We turn into victims each time somebody hurts us. And we do not even take a moment to think that maybe he did not do it on purpose; most of the times it‘s just somebody’s existence crossing over ours. And when we want to get even, we think we are in self-defense. After all, we are the victims here.
Other times, acting as a victim makes me hope that the others will not hurt me or they will take better care of me. But this is an illusion, the world does not revolve around me and people are not here to serve or take care of me.
Also, if I am a victim I can blame the others for my failures. If I acknowledge the fact that I am responsible for my existence, I cannot blame my parents, my brothers, my spouse, my boss or my colleagues. It means that I am the only one responsible for my life and for my failures. And that’s a tough one to take.
And there is something else that I do and that prevents my happiness. I tend to discard good things in my life that were easy to obtain or they just happened without any struggle at all. We were thought as children that we need to work hard to achieve something important. Even our society values more those who have succeeded in achieving a goal after a struggle than those who have achieved it easily. I always regarded with a bit of contempt those who had everything, those who did not have to work for the things they wanted.
And since we are thought that nothing good comes easy, each time something good comes my way I wonder: have I done enough to deserve this? If I decide that it was too easy, I try to do something in order to compensate for the good that is going to happen to me.

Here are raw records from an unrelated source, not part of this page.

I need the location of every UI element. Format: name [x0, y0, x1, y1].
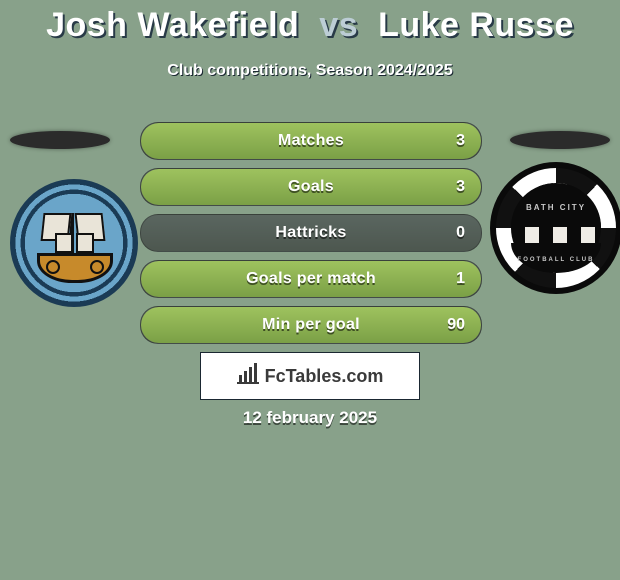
crest-shadow-right: [510, 131, 610, 149]
chart-icon: [237, 363, 259, 390]
vs-label: vs: [319, 6, 358, 44]
club-crest-right: BATH CITY FOOTBALL CLUB: [490, 162, 610, 282]
crest-shadow-left: [10, 131, 110, 149]
stat-label: Goals: [141, 169, 481, 205]
stat-value: 3: [456, 123, 465, 159]
stat-pill: Min per goal90: [140, 306, 482, 344]
branding-banner[interactable]: FcTables.com: [200, 352, 420, 400]
stat-label: Min per goal: [141, 307, 481, 343]
stat-pill: Hattricks0: [140, 214, 482, 252]
player-a-name: Josh Wakefield: [46, 6, 299, 44]
stat-value: 1: [456, 261, 465, 297]
club-crest-left: [10, 179, 130, 299]
stat-label: Hattricks: [141, 215, 481, 251]
stat-value: 0: [456, 215, 465, 251]
branding-text: FcTables.com: [265, 366, 384, 387]
stat-value: 90: [447, 307, 465, 343]
subtitle: Club competitions, Season 2024/2025: [0, 62, 620, 80]
stat-pill: Matches3: [140, 122, 482, 160]
player-b-name: Luke Russe: [378, 6, 574, 44]
date-label: 12 february 2025: [0, 408, 620, 428]
stat-pill: Goals3: [140, 168, 482, 206]
stat-value: 3: [456, 169, 465, 205]
stat-pill: Goals per match1: [140, 260, 482, 298]
stat-label: Goals per match: [141, 261, 481, 297]
stat-label: Matches: [141, 123, 481, 159]
page-title: Josh Wakefield vs Luke Russe: [0, 6, 620, 45]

So I act unhappy in order to keep “the equality in the universe”.
All these beliefs, the victimization and the attempt to keep “the equality in the universe” stop me from living to my full potential.
1. Feeling like a victim is an obstacle into achieving my goals. The constant worrying and thinking that the obstacles in life that do not depend on me, the feeling that I cannot change my fate makes me think like a small person: always whining and complaining about how harsh life has been on me instead of going out there and breaking the barriers.
2. My desire to be a victim prevents me to be happy and fully enjoy life. The constant worry brings useless struggle and unhappiness. There is no “equality in the universe”, things happen as they do and unhappiness is not paid with happiness.
3. The toughest path to an achievement is not always the best one. Because of the belief in the good / bad balance in my life, I may sometimes choose a harder path to achieve a goal instead of the easier one. Other times I might not take an opportunity thinking it is too good to be true. In other words, “I do not deserve it because I did not work enough for it”.
And even though I read and I wrote articles about the comforts of being a victim, it only occurred to me a few days ago that I’m doing exactly the same thing.
How about you? Do you have beliefs that prevent you from living life to the fullest?